By now, most of us are familiar with what causes our planet's changing temperatures. The burning of dirty energy adds planet-warming gases to our atmosphere, which traps heat and causes temperatures to rise. 

Perhaps surprisingly, clouds have a role to play in the process — but only recently has their tangible effect on climate change been modeled effectively.

Certain types of clouds affect the planet differently. As our understanding of the atmosphere improves, scientists are better able to predict where these different clouds will appear and how the rising temperatures will change them.

What are the different kinds of clouds that affect the climate?

There are two types of clouds in particular that have a significant long-term relationship with global warming: stratus and cirrus.

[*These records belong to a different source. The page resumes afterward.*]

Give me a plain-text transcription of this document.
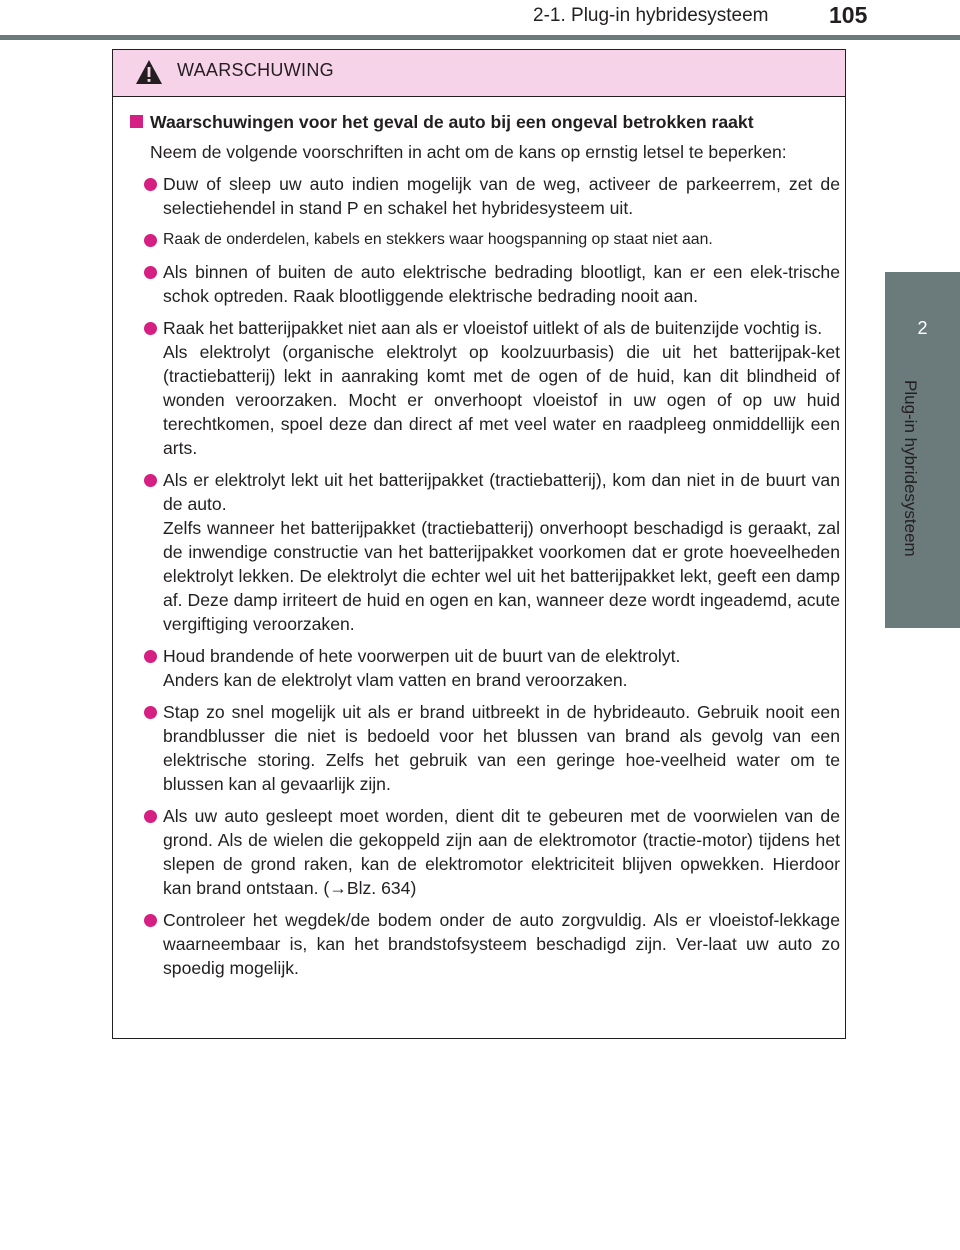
2-1. Plug-in hybridesysteem	105
2
Plug-in hybridesysteem
WAARSCHUWING
Waarschuwingen voor het geval de auto bij een ongeval betrokken raakt
Neem de volgende voorschriften in acht om de kans op ernstig letsel te beperken:

Duw of sleep uw auto indien mogelijk van de weg, activeer de parkeerrem, zet de selectiehendel in stand P en schakel het hybridesysteem uit.

Raak de onderdelen, kabels en stekkers waar hoogspanning op staat niet aan.

Als binnen of buiten de auto elektrische bedrading blootligt, kan er een elek-trische schok optreden. Raak blootliggende elektrische bedrading nooit aan.

Raak het batterijpakket niet aan als er vloeistof uitlekt of als de buitenzijde vochtig is.

Als elektrolyt (organische elektrolyt op koolzuurbasis) die uit het batterijpak-ket (tractiebatterij) lekt in aanraking komt met de ogen of de huid, kan dit blindheid of wonden veroorzaken. Mocht er onverhoopt vloeistof in uw ogen of op uw huid terechtkomen, spoel deze dan direct af met veel water en raadpleeg onmiddellijk een arts.

Als er elektrolyt lekt uit het batterijpakket (tractiebatterij), kom dan niet in de buurt van de auto.

Zelfs wanneer het batterijpakket (tractiebatterij) onverhoopt beschadigd is geraakt, zal de inwendige constructie van het batterijpakket voorkomen dat er grote hoeveelheden elektrolyt lekken. De elektrolyt die echter wel uit het batterijpakket lekt, geeft een damp af. Deze damp irriteert de huid en ogen en kan, wanneer deze wordt ingeademd, acute vergiftiging veroorzaken.

Houd brandende of hete voorwerpen uit de buurt van de elektrolyt.

Anders kan de elektrolyt vlam vatten en brand veroorzaken.

Stap zo snel mogelijk uit als er brand uitbreekt in de hybrideauto. Gebruik nooit een brandblusser die niet is bedoeld voor het blussen van brand als gevolg van een elektrische storing. Zelfs het gebruik van een geringe hoe-veelheid water om te blussen kan al gevaarlijk zijn.

Als uw auto gesleept moet worden, dient dit te gebeuren met de voorwielen van de grond. Als de wielen die gekoppeld zijn aan de elektromotor (tractie-motor) tijdens het slepen de grond raken, kan de elektromotor elektriciteit blijven opwekken. Hierdoor kan brand ontstaan. (→Blz. 634)

Controleer het wegdek/de bodem onder de auto zorgvuldig. Als er vloeistof-lekkage waarneembaar is, kan het brandstofsysteem beschadigd zijn. Ver-laat uw auto zo spoedig mogelijk.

Stratus clouds are thin, lower-lying, and can cover large swaths of the sky. These can help cool off the planet, as they reflect large amounts of light from the sun back out into space.

Cirrus clouds, which are more feathery looking and float at higher altitudes, are more effective at trapping radiation. Subsequently, they tend to heat the planet up as a result.

So, what does all of this mean?

Describing this new research, Paulo Ceppi, a climate scientist, told the Washington Post: "We've found evidence of the amplifying impact of clouds on global warming."

Due to our overheating oceans, stratus clouds (which repel the sun's rays) are expected to begin to disappear over large areas of the planet, Timothy Myers, an atmospheric scientist at the University of Colorado, Boulder, told the Washington Post. As temperatures rise, the clouds covering these bodies of water will dissipate. 

While stratus clouds will become less common, cirrus clouds will be pushed higher into the atmosphere, seeking lower temperature levels. This will in turn increase their ability to catch and trap heat.

Overall cloud coverage will also be affected. A change in circulation patterns in the tropics is sending clouds towards the Earth's magnetic poles and away from the equator, which means they'll be reflecting less light from the sun, as there's less sunlight hitting these areas.

All of these factors appear to suggest that clouds will play a significant role in shaping the climate crisis.